Анатолий Мариенгоф
— А мне нравятся большевики! — сказал отец, вынимая из серебряного портсигара толстую папиросу.
— Вам, Борис Михайлович, всегда нравится то, что никому не нравится, — небрежно отозвался Роберт Георгиевич.
— Борису Михайловичу даже «Облако в штанах» нравится… этого… как его… ну?
— Владимира Маяковского, — мягко подсказал отец.
— Что? — ужаснулся знаменитый присяжный поверенный. — Вам нравится этот бред сивой кобылы?
— Талантливая поэма.
— Та-лан-тли-вая?
— Вашу мысль, мечтающую на размягченном мозгу, как выжиревший лакей на засаленной кушетке, буду дразнить об окровавленный сердца лоскут; досыта изъиздеваюсь, нахальный и едкий,— с улыбкой прочитал отец по памяти, на которую не мог пожаловаться.
— Типичнейший большевик! Этот ваш… Ну, как его?
— Маяковский, Маргарита Васильевна, — подсказал отец с тою же улыбкой, без малейшего раздражения.
— Вся их нахальная психология тут. В каждом слове! В каждой букве!
И у Марго от возмущения даже заискрились ее открытые банки с ваксой.
— По всему видно, что ваш… — запнулась она, — …Маяковский тоже на каторге воспитывался.
А Роберт Георгиевич шикарно захохотал.
— И эта гнусь, родной мой, называется у вас поэзией?
— Такой уж у меня скверный вкус, Роберт Георгиевич, — как бы извиняясь отвечал отец.
— Не смею возражать, не смею возражать.
И златоуст, очень довольный своей репликой, нежно погладил лысину, желтую и блестящую, как паркет, только что натертый.
Огромные лбы принято считать чуть ли не признаком Сократовой мудрости. Экой вздор! В своей жизни я встречал ровно столько же высоколобых болванов, сколько и умников, в числе которых, надо сказать, довольно редко оказывались краснобаи.
— Нет, господа, с большевиками я даже на биллиарде играть не согласен! — всюду заверял Роберт Георгиевич своих судейских коллег и партнеров по винту.
Словом, как это ни грустно, но знаменитый на всю губернию присяжный поверенный был совершенно прав, когда заявлял, что большевики «никому не нравятся». Разумеется, надо понимать под словом «никому» солидную пензенскую интеллигенцию.
Партнеры разошлись в начале второго.
— Папа, а ведь он совсем не умен, выражаясь мягко.
Отец, разумеется, сразу понял, о ком я говорю.
— Тебя это удивляет?
— Ну, как-никак — присяжный поверенный, оратор, именьице уже заработал и четырехэтажный каменный дом.
— Видишь ли, я давно убедился, что процент дураков во всех профессиях примерно один и тот же.

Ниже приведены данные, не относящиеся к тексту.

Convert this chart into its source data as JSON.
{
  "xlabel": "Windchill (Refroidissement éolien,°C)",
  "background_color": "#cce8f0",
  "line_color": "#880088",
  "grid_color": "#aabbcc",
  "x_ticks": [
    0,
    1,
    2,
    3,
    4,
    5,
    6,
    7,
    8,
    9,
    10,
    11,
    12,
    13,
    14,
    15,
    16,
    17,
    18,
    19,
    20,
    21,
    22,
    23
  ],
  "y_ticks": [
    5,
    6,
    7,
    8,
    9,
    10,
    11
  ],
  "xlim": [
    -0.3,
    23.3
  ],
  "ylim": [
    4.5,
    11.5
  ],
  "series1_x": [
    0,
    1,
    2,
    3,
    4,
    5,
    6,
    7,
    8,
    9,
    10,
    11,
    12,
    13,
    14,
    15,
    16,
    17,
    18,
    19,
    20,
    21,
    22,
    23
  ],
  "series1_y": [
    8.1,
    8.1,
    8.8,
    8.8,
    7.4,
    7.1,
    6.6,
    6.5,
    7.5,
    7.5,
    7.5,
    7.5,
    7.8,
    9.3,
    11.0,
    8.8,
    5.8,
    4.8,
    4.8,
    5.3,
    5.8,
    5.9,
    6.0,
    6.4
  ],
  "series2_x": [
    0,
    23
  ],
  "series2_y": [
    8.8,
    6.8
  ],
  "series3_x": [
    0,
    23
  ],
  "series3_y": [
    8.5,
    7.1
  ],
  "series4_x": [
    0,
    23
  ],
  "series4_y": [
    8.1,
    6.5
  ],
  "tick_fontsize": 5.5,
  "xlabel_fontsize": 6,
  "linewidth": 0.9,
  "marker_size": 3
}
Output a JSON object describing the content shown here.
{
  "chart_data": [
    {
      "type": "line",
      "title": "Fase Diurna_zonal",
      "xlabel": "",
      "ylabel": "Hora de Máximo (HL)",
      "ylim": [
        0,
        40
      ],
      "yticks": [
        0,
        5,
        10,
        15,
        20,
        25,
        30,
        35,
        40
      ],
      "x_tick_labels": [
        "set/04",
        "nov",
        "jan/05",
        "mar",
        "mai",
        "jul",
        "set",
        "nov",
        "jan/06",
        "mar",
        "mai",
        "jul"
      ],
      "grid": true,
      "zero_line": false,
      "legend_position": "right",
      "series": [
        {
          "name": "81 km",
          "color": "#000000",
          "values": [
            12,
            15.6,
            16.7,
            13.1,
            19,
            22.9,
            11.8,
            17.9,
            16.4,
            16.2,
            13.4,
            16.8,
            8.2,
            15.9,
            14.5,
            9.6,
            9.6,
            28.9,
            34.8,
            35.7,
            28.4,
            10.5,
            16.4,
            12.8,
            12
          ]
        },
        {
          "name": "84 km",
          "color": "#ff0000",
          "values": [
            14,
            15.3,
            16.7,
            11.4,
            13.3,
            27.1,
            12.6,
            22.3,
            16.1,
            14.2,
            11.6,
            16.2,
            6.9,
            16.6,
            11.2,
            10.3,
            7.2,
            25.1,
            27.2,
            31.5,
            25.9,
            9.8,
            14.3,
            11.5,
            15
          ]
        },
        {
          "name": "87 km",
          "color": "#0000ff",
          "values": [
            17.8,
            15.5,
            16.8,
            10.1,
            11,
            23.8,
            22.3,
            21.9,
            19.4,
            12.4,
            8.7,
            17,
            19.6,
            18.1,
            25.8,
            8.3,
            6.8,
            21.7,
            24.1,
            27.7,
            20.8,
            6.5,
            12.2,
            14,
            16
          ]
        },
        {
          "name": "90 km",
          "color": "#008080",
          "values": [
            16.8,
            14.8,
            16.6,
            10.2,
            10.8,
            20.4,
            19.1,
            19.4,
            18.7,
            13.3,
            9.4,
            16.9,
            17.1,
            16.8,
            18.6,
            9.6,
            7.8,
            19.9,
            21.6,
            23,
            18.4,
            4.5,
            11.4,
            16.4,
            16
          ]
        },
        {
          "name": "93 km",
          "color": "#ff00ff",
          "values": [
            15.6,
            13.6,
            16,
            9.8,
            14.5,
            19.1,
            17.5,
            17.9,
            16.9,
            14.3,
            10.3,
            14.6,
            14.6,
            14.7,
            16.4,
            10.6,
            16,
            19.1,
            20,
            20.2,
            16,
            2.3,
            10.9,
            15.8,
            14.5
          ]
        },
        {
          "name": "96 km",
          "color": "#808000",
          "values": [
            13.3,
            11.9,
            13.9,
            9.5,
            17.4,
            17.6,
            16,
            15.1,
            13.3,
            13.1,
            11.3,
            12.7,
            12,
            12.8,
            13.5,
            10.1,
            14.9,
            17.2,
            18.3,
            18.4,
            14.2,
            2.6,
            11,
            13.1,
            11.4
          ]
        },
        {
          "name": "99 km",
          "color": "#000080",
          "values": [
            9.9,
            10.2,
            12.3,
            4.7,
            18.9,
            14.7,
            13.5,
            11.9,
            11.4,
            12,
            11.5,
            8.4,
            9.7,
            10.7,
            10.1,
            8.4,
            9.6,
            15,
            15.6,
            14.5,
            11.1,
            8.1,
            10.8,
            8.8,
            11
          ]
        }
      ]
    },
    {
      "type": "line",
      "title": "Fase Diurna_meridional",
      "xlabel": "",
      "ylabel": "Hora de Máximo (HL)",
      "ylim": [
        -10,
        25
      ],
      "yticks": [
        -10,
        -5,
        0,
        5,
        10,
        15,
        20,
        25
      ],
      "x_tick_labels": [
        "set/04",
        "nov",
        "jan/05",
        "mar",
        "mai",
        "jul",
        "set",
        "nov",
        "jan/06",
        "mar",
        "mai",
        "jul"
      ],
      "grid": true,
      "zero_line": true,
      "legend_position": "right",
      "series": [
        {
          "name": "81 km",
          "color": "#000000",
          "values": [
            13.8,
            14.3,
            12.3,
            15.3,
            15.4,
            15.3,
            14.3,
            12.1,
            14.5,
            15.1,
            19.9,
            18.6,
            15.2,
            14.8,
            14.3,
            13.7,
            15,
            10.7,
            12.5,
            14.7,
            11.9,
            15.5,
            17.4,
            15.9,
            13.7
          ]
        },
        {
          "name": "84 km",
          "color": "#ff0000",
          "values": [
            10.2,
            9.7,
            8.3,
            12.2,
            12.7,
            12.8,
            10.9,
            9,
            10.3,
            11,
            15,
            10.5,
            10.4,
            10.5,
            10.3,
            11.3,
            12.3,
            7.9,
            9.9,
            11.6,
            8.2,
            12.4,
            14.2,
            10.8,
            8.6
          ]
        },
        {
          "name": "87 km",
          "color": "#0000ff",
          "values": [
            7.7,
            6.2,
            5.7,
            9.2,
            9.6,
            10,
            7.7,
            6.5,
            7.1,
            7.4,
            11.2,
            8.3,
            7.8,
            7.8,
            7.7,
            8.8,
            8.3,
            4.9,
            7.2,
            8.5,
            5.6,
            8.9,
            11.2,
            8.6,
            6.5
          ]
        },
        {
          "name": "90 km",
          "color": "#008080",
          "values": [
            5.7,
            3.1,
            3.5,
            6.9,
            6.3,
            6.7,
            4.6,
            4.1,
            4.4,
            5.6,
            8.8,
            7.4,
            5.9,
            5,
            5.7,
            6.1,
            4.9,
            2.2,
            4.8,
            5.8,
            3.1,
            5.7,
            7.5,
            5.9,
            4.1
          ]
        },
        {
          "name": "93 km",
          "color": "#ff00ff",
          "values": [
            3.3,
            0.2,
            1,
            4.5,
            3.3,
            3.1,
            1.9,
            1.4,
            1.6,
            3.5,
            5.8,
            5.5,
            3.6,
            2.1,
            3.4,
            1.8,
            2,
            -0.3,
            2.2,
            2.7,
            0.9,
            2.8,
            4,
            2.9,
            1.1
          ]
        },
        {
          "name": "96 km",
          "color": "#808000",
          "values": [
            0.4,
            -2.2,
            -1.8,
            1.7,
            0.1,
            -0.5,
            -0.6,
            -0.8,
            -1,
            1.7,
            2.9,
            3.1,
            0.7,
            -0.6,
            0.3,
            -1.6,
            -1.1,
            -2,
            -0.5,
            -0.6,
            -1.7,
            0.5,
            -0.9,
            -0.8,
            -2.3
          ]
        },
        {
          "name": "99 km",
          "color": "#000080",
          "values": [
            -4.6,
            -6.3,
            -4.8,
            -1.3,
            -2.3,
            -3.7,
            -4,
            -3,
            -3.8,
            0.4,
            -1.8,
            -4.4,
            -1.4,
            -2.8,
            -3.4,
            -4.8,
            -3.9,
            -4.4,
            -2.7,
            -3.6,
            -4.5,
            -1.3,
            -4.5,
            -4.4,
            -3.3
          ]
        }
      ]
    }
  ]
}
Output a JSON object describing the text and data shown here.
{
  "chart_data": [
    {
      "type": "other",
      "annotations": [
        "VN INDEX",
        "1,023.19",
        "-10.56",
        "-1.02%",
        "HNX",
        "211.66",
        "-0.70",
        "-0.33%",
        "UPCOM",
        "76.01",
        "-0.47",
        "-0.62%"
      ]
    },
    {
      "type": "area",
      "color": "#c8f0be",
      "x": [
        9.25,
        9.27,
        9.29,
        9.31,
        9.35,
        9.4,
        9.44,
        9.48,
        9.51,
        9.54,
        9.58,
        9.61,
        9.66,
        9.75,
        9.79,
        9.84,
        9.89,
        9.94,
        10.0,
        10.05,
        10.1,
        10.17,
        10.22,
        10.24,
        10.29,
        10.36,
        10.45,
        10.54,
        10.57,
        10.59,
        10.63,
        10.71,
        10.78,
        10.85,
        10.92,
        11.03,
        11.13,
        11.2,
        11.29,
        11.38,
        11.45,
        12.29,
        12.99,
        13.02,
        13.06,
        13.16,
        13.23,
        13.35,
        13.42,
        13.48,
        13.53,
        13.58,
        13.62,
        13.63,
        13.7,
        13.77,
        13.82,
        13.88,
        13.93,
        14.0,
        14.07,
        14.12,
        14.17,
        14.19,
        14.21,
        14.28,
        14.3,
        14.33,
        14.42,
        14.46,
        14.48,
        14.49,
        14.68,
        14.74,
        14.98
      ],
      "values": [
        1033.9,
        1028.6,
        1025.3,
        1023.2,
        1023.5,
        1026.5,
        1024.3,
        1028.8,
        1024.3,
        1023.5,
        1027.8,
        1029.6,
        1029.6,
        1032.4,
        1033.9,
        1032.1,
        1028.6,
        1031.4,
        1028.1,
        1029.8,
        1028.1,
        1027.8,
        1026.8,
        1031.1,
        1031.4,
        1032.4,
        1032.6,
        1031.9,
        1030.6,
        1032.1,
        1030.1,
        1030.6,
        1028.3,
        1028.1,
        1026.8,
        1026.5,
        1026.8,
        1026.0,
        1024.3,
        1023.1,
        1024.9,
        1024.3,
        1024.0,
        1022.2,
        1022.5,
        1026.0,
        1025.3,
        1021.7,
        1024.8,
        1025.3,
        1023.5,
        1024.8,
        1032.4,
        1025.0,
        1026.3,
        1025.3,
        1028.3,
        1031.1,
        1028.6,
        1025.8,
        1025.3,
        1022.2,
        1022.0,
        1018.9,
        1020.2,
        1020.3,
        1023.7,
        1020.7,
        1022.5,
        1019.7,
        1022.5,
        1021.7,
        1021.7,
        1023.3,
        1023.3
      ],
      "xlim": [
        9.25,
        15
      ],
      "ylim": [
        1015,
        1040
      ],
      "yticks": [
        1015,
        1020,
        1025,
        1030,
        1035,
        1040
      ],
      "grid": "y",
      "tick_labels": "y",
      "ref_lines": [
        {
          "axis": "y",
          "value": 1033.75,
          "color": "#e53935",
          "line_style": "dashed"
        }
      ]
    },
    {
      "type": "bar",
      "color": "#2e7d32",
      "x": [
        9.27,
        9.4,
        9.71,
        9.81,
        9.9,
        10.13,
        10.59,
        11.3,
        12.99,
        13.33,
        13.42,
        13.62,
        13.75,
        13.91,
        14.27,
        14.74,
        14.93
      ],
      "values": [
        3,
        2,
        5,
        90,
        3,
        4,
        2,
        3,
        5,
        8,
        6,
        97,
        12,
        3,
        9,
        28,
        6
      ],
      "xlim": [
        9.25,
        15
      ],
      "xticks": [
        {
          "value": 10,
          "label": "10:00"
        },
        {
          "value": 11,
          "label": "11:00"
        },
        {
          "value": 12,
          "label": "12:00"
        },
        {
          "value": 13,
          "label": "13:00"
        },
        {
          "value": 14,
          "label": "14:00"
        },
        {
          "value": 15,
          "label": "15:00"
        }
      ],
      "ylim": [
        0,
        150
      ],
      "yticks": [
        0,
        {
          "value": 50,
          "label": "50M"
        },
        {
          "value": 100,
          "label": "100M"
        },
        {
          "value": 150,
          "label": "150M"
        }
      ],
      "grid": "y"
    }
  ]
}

Ну, допустим, если ты возьмешь десять министров — добрая половина обязательно дураки. Десять купцов — пропорция та же. Десять полотеров или дворников — картина не изменилась. Десять миллионеров, десять бедняков — тот же закон природы. Совершенно железный закон.
— Парадокс, папа?
— Избави меня Бог!
Действительно, на этот раз его глаза не были окружены веселыми насмешливыми морщинками. Он явно говорил то, что продумал, в чем убедился, наблюдая жизнь сквозь стекла пенсне в золотой оправе.
— Поэтому, мой друг, вероятно, Герцен и советовал считаться с глупостью как с огромной социальной силой.
И, сняв пенсне, презрительно добавил, продолжая думать о Роберте Георгиевиче:
— Н-д-а-а, патриот Российской империи!
Я подошел к окну и распахнул его настежь. В беззвездную ветреную черную ночь. Социалистическая революция уже погасила все керосиновые фонари на нашей Казанской улице.